Changelog

main (v0.2.0.dev3)

Model.reset() and Model.sample() signature has changed. They no longer receive TransitionBatch objects, and they both return a dictionary of strings to tensors representing a model state that should be passed to sample() to simulate transitions. This dictionary can contain things like previous actions, predicted observation, latent states, beliefs, and any other such quantity that the model need to maintain to simulate trajectories when using ModelEnv.
Ensemble class and sub-classes are assumed to operate on 1-D models.
Checkpointing format used by save() and load() in classes GaussianMLP and OneDTransitionRewardModel changed, making old checkpoints incompatible with the new version.
use_silu argument to GaussianMLP has been replaced by activation_fn_cfg, which is an omegaconf.DictConfig specifying the class to use for the activation functions, thus giving more flexibility.
Removed unnecessary nesting inside dynamics_model Hydra configuration.

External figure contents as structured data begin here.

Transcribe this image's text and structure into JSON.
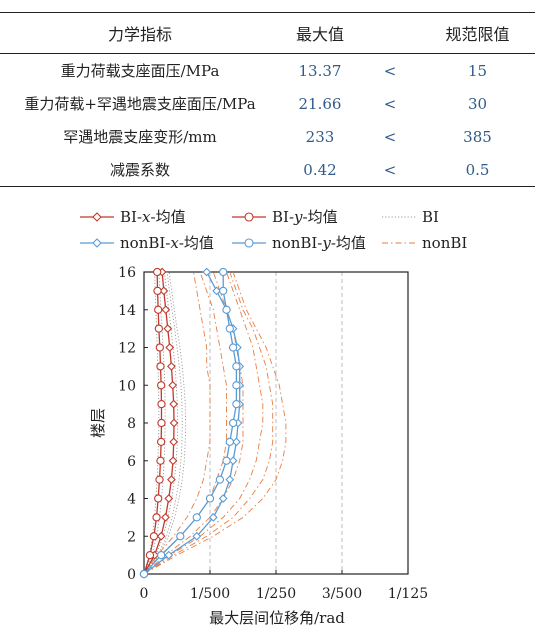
{
  "table": {
    "headers": {
      "name": "力学指标",
      "max": "最大值",
      "limit": "规范限值"
    },
    "rows": [
      {
        "name": "重力荷载支座面压/MPa",
        "max": "13.37",
        "cmp": "<",
        "limit": "15"
      },
      {
        "name": "重力荷载+罕遇地震支座面压/MPa",
        "max": "21.66",
        "cmp": "<",
        "limit": "30"
      },
      {
        "name": "罕遇地震支座变形/mm",
        "max": "233",
        "cmp": "<",
        "limit": "385"
      },
      {
        "name": "减震系数",
        "max": "0.42",
        "cmp": "<",
        "limit": "0.5"
      }
    ]
  },
  "chart_data": {
    "type": "line",
    "xlabel": "最大层间位移角/rad",
    "ylabel": "楼层",
    "xticks": [
      {
        "value": 0,
        "label": "0"
      },
      {
        "value": 0.002,
        "label": "1/500"
      },
      {
        "value": 0.004,
        "label": "1/250"
      },
      {
        "value": 0.006,
        "label": "3/500"
      },
      {
        "value": 0.008,
        "label": "1/125"
      }
    ],
    "yticks": [
      0,
      2,
      4,
      6,
      8,
      10,
      12,
      14,
      16
    ],
    "xlim": [
      0,
      0.008
    ],
    "ylim": [
      0,
      16
    ],
    "grid_x": true,
    "legend_position": "top",
    "series": [
      {
        "name": "BI-x-均值",
        "marker": "diamond",
        "color": "#c0392b",
        "style": "solid",
        "x": [
          0,
          0.00032,
          0.00052,
          0.00065,
          0.00075,
          0.00083,
          0.00088,
          0.0009,
          0.00091,
          0.0009,
          0.00087,
          0.00083,
          0.00078,
          0.00072,
          0.00066,
          0.0006,
          0.00055
        ],
        "y": [
          0,
          1,
          2,
          3,
          4,
          5,
          6,
          7,
          8,
          9,
          10,
          11,
          12,
          13,
          14,
          15,
          16
        ]
      },
      {
        "name": "BI-y-均值",
        "marker": "circle",
        "color": "#c0392b",
        "style": "solid",
        "x": [
          0,
          0.00018,
          0.0003,
          0.00038,
          0.00043,
          0.00047,
          0.0005,
          0.00052,
          0.00053,
          0.00053,
          0.00052,
          0.0005,
          0.00048,
          0.00045,
          0.00043,
          0.00041,
          0.0004
        ],
        "y": [
          0,
          1,
          2,
          3,
          4,
          5,
          6,
          7,
          8,
          9,
          10,
          11,
          12,
          13,
          14,
          15,
          16
        ]
      },
      {
        "name": "BI",
        "color": "#999999",
        "style": "dotted",
        "lines": [
          [
            0,
            0.00016,
            0.00026,
            0.00032,
            0.00036,
            0.0004,
            0.00042,
            0.00044,
            0.00045,
            0.00045,
            0.00044,
            0.00042,
            0.0004,
            0.00038,
            0.00036,
            0.00034,
            0.00032
          ],
          [
            0,
            0.00024,
            0.00038,
            0.00047,
            0.00053,
            0.00058,
            0.00061,
            0.00063,
            0.00064,
            0.00064,
            0.00063,
            0.00061,
            0.00058,
            0.00055,
            0.00051,
            0.00048,
            0.00045
          ],
          [
            0,
            0.00036,
            0.00058,
            0.00073,
            0.00084,
            0.00092,
            0.00098,
            0.00101,
            0.00102,
            0.00101,
            0.00098,
            0.00094,
            0.00088,
            0.00082,
            0.00075,
            0.00068,
            0.00062
          ],
          [
            0,
            0.00042,
            0.00068,
            0.00085,
            0.00097,
            0.00106,
            0.00112,
            0.00115,
            0.00116,
            0.00115,
            0.00112,
            0.00107,
            0.001,
            0.00093,
            0.00085,
            0.00077,
            0.0007
          ],
          [
            0,
            0.00046,
            0.00074,
            0.00093,
            0.00106,
            0.00116,
            0.00122,
            0.00125,
            0.00126,
            0.00125,
            0.00121,
            0.00116,
            0.00109,
            0.001,
            0.00092,
            0.00084,
            0.00076
          ]
        ],
        "y": [
          0,
          1,
          2,
          3,
          4,
          5,
          6,
          7,
          8,
          9,
          10,
          11,
          12,
          13,
          14,
          15,
          16
        ]
      },
      {
        "name": "nonBI-x-均值",
        "marker": "diamond",
        "color": "#5b9bd5",
        "style": "solid",
        "x": [
          0,
          0.00075,
          0.0016,
          0.0021,
          0.0024,
          0.0026,
          0.0027,
          0.0028,
          0.00285,
          0.0029,
          0.0029,
          0.0029,
          0.00283,
          0.0027,
          0.0025,
          0.0022,
          0.0019
        ],
        "y": [
          0,
          1,
          2,
          3,
          4,
          5,
          6,
          7,
          8,
          9,
          10,
          11,
          12,
          13,
          14,
          15,
          16
        ]
      },
      {
        "name": "nonBI-y-均值",
        "marker": "circle",
        "color": "#5b9bd5",
        "style": "solid",
        "x": [
          0,
          0.00052,
          0.0011,
          0.0016,
          0.002,
          0.0023,
          0.0025,
          0.0026,
          0.0027,
          0.0028,
          0.0028,
          0.0028,
          0.0027,
          0.0026,
          0.0025,
          0.0024,
          0.0024
        ],
        "y": [
          0,
          1,
          2,
          3,
          4,
          5,
          6,
          7,
          8,
          9,
          10,
          11,
          12,
          13,
          14,
          15,
          16
        ]
      },
      {
        "name": "nonBI",
        "color": "#e67e45",
        "style": "dashdot",
        "lines": [
          [
            0,
            0.0004,
            0.0009,
            0.0013,
            0.0016,
            0.0018,
            0.0019,
            0.002,
            0.002,
            0.002,
            0.002,
            0.0019,
            0.0019,
            0.0018,
            0.0017,
            0.0016,
            0.0015
          ],
          [
            0,
            0.0005,
            0.0011,
            0.0016,
            0.002,
            0.0022,
            0.0024,
            0.0025,
            0.0025,
            0.0025,
            0.0025,
            0.0024,
            0.0023,
            0.0022,
            0.0021,
            0.0019,
            0.0017
          ],
          [
            0,
            0.00065,
            0.0014,
            0.002,
            0.0024,
            0.0027,
            0.0029,
            0.003,
            0.003,
            0.003,
            0.003,
            0.0029,
            0.0028,
            0.0027,
            0.0025,
            0.0023,
            0.0021
          ],
          [
            0,
            0.0008,
            0.0017,
            0.0024,
            0.0029,
            0.0032,
            0.0034,
            0.0035,
            0.0036,
            0.0036,
            0.0035,
            0.0034,
            0.0033,
            0.0031,
            0.0029,
            0.0027,
            0.0025
          ],
          [
            0,
            0.0009,
            0.0019,
            0.0027,
            0.0032,
            0.0036,
            0.0038,
            0.0039,
            0.0039,
            0.0039,
            0.0038,
            0.0037,
            0.0035,
            0.0033,
            0.003,
            0.0028,
            0.0026
          ],
          [
            0,
            0.001,
            0.0021,
            0.003,
            0.0036,
            0.004,
            0.0042,
            0.0043,
            0.0043,
            0.0042,
            0.0041,
            0.0039,
            0.0037,
            0.0034,
            0.0031,
            0.0029,
            0.0027
          ]
        ],
        "y": [
          0,
          1,
          2,
          3,
          4,
          5,
          6,
          7,
          8,
          9,
          10,
          11,
          12,
          13,
          14,
          15,
          16
        ]
      }
    ]
  }
}
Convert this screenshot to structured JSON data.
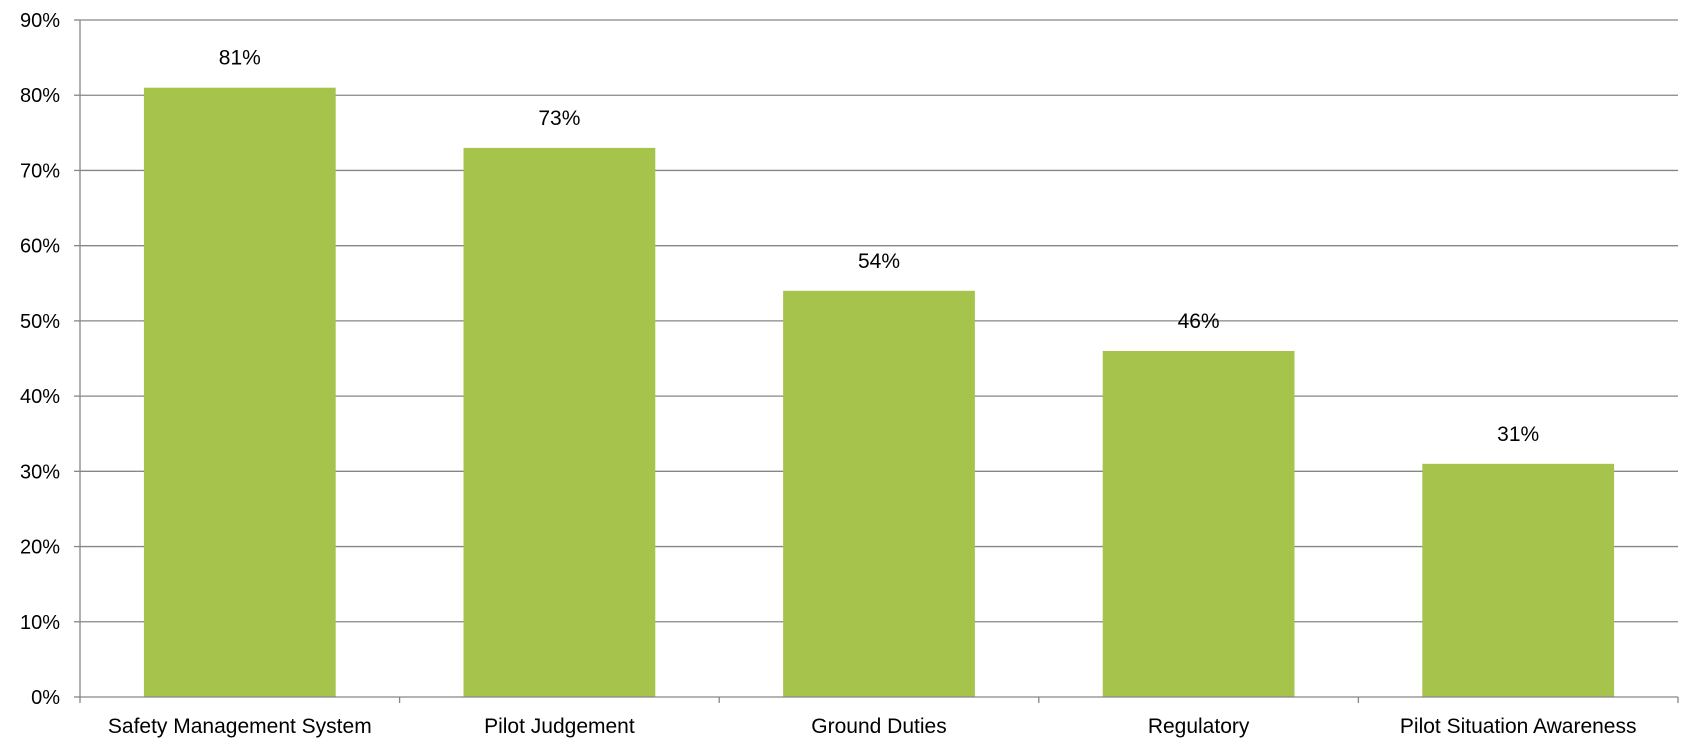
{
  "chart_data": {
    "type": "bar",
    "title": "",
    "xlabel": "",
    "ylabel": "",
    "categories": [
      "Safety Management System",
      "Pilot Judgement",
      "Ground Duties",
      "Regulatory",
      "Pilot Situation Awareness"
    ],
    "values": [
      81,
      73,
      54,
      46,
      31
    ],
    "data_labels": [
      "81%",
      "73%",
      "54%",
      "46%",
      "31%"
    ],
    "ylim": [
      0,
      90
    ],
    "yticks": [
      0,
      10,
      20,
      30,
      40,
      50,
      60,
      70,
      80,
      90
    ],
    "ytick_labels": [
      "0%",
      "10%",
      "20%",
      "30%",
      "40%",
      "50%",
      "60%",
      "70%",
      "80%",
      "90%"
    ],
    "grid": true,
    "legend": "none",
    "colors": {
      "bar": "#a6c34c",
      "grid": "#868686",
      "axis": "#868686"
    }
  }
}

Added functions to mbrl.util.models to easily create convolutional encoder/decoders with a desired configuration.
mbrl.util.common.rollout_agent_trajectories now allows rolling out a pixel-based environment using a policy trained on its corresponding non-pixel environment version.
ModelTrainer can be given eps for Adam optimizer. It now also includes a progress bar using tqdm (can be turned off).
CEM optimizer can now be toggled between using clipped normal distribution or truncated normal distribution.
mbrl.util.mujoco.make_env can now create an environment specified via an omegaconf configuration and hydra.utils.instantiate, which takes precedence over the old mechanism if both are present.

Added MPPI optimizer.
Added iCEM optimizer.
control_env.py now works with CEM, iCEM and MPPI.
Changed algorithm configuration so that action optimizer is passed as another config file.
Added option to quantize pixel obs of gym mujoco and dm control env wrappers.
Added a sequence iterator, SequenceTransitionSampler, that always returns a fixed number of random batches.

Methods loss, eval_score and update of Model class now return a tuple of loss/score and metadata. Currently, supports the old version as well, but this will be deprecated in v0.2.0.
ModelTrainer now accepts a callback that will be called after every batch both during training and evaluation.
Normalizer in util.math can now operate using double precision. Utilities now allow specifying if replay buffer and normalizer should use double or float via Hydra config.

Multiple bug fixes
Added a training browser to compare results of multiple runs
Deprecated ReplayBuffer.get_iterators() and replaced with mbrl.util.common.get_basic_iterators()
Added an iterator that returns batches of sequences of transitions of a given length

Multiple bug fixes
Added third_party folder for pytorch_sac and dmc2gym
Library now available in pypi
Moved example configurations to package mbrl.examples, which can now be run as python -m mbrl.examples.main, after pip installation

Initial release